Convocations à l’examen du CEPE - Les directeurs d’école sommés de mettre fin aux chantages

Publié le vendredi, 02 juillet 2021


J-3. Le premier examen officiel de cette année se tiendra mardi prochain sur tout le territoire national. Le nombre de candidats en lice pour cette année a connu une légère hausse par rapport à celui de 2020, si l’on se réfère aux statistiques émanant du ministère de tutelle. 546 365 candidats se sont inscrits pour la session, soit une hausse de 3%.
Selon les informations recueillies auprès de la Circonscription scolaire (CISCO) de la ville d’Antananarivo, les convocations des candidats sont déjà dispatchées auprès des établissements. Ainsi, les parents des candidats devraient les récupérer au plus tôt.

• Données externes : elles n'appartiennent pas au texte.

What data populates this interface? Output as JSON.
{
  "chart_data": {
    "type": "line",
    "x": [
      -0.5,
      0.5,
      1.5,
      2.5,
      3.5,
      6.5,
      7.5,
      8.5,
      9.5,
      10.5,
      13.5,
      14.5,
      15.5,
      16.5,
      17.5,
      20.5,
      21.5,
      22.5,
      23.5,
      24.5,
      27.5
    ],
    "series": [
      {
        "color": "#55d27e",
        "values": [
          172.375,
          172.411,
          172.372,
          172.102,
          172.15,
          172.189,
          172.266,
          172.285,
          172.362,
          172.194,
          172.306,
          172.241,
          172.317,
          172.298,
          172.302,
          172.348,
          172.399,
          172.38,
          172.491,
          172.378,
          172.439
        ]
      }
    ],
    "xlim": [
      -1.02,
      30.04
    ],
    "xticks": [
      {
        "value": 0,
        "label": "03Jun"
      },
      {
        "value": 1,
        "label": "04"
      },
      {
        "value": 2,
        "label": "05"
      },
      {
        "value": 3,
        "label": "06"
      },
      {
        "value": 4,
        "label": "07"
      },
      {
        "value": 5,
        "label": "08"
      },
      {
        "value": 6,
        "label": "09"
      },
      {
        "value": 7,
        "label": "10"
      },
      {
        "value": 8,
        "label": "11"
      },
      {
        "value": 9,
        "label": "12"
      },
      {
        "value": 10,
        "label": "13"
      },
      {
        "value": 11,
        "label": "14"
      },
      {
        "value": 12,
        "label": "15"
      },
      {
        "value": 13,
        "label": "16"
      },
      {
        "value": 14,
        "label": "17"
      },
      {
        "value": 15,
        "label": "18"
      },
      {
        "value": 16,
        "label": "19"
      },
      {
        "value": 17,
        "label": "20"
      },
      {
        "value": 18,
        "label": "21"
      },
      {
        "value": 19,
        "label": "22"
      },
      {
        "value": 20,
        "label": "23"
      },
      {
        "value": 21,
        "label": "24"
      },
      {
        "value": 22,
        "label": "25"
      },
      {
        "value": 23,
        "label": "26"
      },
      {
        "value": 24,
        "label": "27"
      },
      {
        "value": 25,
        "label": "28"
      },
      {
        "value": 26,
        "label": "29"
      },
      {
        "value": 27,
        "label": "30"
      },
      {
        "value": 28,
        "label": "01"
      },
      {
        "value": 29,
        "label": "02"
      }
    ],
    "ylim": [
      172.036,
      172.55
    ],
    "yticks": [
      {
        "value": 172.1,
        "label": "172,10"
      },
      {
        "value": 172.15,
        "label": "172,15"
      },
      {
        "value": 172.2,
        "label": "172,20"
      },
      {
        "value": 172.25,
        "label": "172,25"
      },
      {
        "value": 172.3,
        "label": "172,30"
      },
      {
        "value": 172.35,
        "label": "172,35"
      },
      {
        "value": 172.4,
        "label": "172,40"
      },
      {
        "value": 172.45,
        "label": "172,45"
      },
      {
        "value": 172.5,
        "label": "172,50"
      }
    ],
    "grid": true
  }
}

Toutefois, certains directeurs d’école font « chanter » les parents, notamment ceux qui n’ont pas pu régler les frais de scolarité durant les quelques mois de suspension des cours à cause de la pandémie. « J’ai dû signer une lettre d’engagement pour payer les 2 mois d’arriérés d’écolages, sinon la directrice n’a pas livré la convocation de ma fille », nous confie A.R., mère d’une candidate inscrite à Bemasoandro Itaosy. Comme cette mère de famille, bon nombre de parents ont opté pour des arrangements avec les responsables d’établissements pour éviter la rétention des convocations et autres problèmes pouvant nuire aux candidats.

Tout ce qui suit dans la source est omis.